Тщетность усилий, напрасность жертв будоражила и возмущала смиренные православные души. Кто-то впадал в уныние, кто-то полнился чувством протеста всему тому, что происходило на дальних землях, но терзало и Русь. Неужели константинопольские архиереи пошли на сговор с еретиками лишь затем, чтобы выжить? Но во имя чего тогда им придется жить дальше?
Уния была отвергнута. Заволжские старцы, настоятели северных монастырей решительно и единодушно, стихийно и мощно выразили свое отрицательное отношение к самой идее объединения с латинянами. Но весть об отступничестве значительной части иерархов константинопольских еще долго тревожным набатом звучала над русскими просторами.
Византия мельчала, становилась непонятной, далекой. Кладбищенской тишиной веяло от других православных стран. В ХV в. московские князья неоднократно пытались вступить в брачные отношения со славянскими представительницами некогда царственных родов православных государств – и не находили таковых. Вся знать этих стран была вырезана или ассимилировалась с иноверцами-завоевателями.
Понимание своего одиночества, несхожести своей судьбы проступает для московитов как неотвратимость.
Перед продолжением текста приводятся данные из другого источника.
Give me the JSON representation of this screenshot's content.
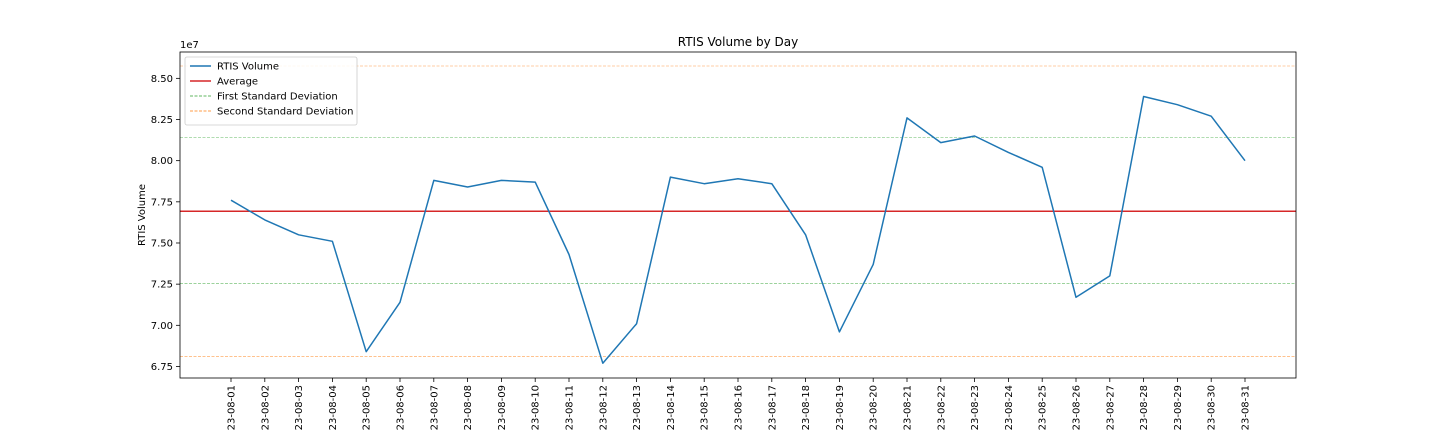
{
  "chart_data": {
    "type": "line",
    "title": "RTIS Volume by Day",
    "xlabel": "",
    "ylabel": "RTIS Volume",
    "y_offset_label": "1e7",
    "ylim": [
      6.68,
      8.66
    ],
    "y_ticks": [
      "6.75",
      "7.00",
      "7.25",
      "7.50",
      "7.75",
      "8.00",
      "8.25",
      "8.50"
    ],
    "grid": false,
    "legend_position": "top-left",
    "categories": [
      "23-08-01",
      "23-08-02",
      "23-08-03",
      "23-08-04",
      "23-08-05",
      "23-08-06",
      "23-08-07",
      "23-08-08",
      "23-08-09",
      "23-08-10",
      "23-08-11",
      "23-08-12",
      "23-08-13",
      "23-08-14",
      "23-08-15",
      "23-08-16",
      "23-08-17",
      "23-08-18",
      "23-08-19",
      "23-08-20",
      "23-08-21",
      "23-08-22",
      "23-08-23",
      "23-08-24",
      "23-08-25",
      "23-08-26",
      "23-08-27",
      "23-08-28",
      "23-08-29",
      "23-08-30",
      "23-08-31"
    ],
    "series": [
      {
        "name": "RTIS Volume",
        "color": "#1f77b4",
        "style": "solid",
        "values": [
          7.76,
          7.64,
          7.55,
          7.51,
          6.84,
          7.14,
          7.88,
          7.84,
          7.88,
          7.87,
          7.43,
          6.77,
          7.01,
          7.9,
          7.86,
          7.89,
          7.86,
          7.55,
          6.96,
          7.37,
          8.26,
          8.11,
          8.15,
          8.05,
          7.96,
          7.17,
          7.3,
          8.39,
          8.34,
          8.27,
          8.0
        ]
      }
    ],
    "reference_lines": [
      {
        "name": "Average",
        "value": 7.693,
        "color": "#d62728",
        "style": "solid"
      },
      {
        "name": "First Standard Deviation",
        "value": 8.14,
        "color": "#2ca02c",
        "style": "dashed"
      },
      {
        "name": "First Standard Deviation",
        "value": 7.255,
        "color": "#2ca02c",
        "style": "dashed"
      },
      {
        "name": "Second Standard Deviation",
        "value": 8.575,
        "color": "#ff7f0e",
        "style": "dashed"
      },
      {
        "name": "Second Standard Deviation",
        "value": 6.81,
        "color": "#ff7f0e",
        "style": "dashed"
      }
    ],
    "legend": [
      {
        "label": "RTIS Volume",
        "color": "#1f77b4",
        "style": "solid"
      },
      {
        "label": "Average",
        "color": "#d62728",
        "style": "solid"
      },
      {
        "label": "First Standard Deviation",
        "color": "#2ca02c",
        "style": "dashed"
      },
      {
        "label": "Second Standard Deviation",
        "color": "#ff7f0e",
        "style": "dashed"
      }
    ]
  }
}
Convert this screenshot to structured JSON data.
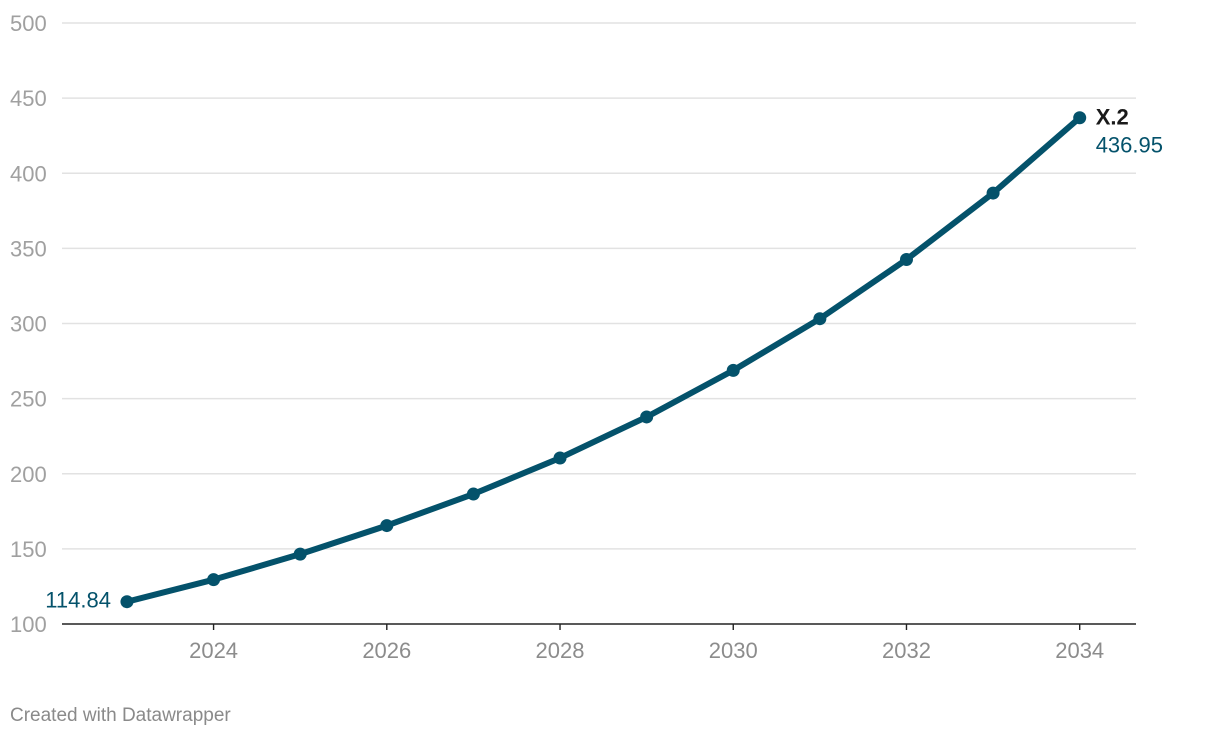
{
  "chart_data": {
    "type": "line",
    "x": [
      2023,
      2024,
      2025,
      2026,
      2027,
      2028,
      2029,
      2030,
      2031,
      2032,
      2033,
      2034
    ],
    "series": [
      {
        "name": "X.2",
        "values": [
          114.84,
          129.5,
          146.5,
          165.5,
          186.5,
          210.5,
          237.8,
          268.8,
          303.2,
          342.6,
          386.8,
          436.95
        ],
        "color": "#04526b"
      }
    ],
    "xlim": [
      2022.25,
      2034.65
    ],
    "ylim": [
      100,
      500
    ],
    "yticks": [
      100,
      150,
      200,
      250,
      300,
      350,
      400,
      450,
      500
    ],
    "xticks": [
      2024,
      2026,
      2028,
      2030,
      2032,
      2034
    ],
    "labels": {
      "start_value": "114.84",
      "end_value": "436.95",
      "end_name": "X.2"
    },
    "grid": true,
    "credit": "Created with Datawrapper"
  }
}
Их деды и прадеды всегда считали себя частью православного мира, дальней окраиной. Но где этот мир, если в самое сосредоточие его, Софийский собор, вошли басурмане на конях? Русские люди всегда считали себя славянами. Но славяне других стран все очевиднее становились турками, немцами, или вымирали на положении парий. На кого же можно опереться? На кого из родственных народов следует смотреть, как на образец?
С точки зрения исламских и католических теософов, Московии, как православного государства, не могло быть даже теоретически. Византия умерла, и все плоды её деятельности, лишенные питательных корней, обречены иссохнуть и превратиться в тлен.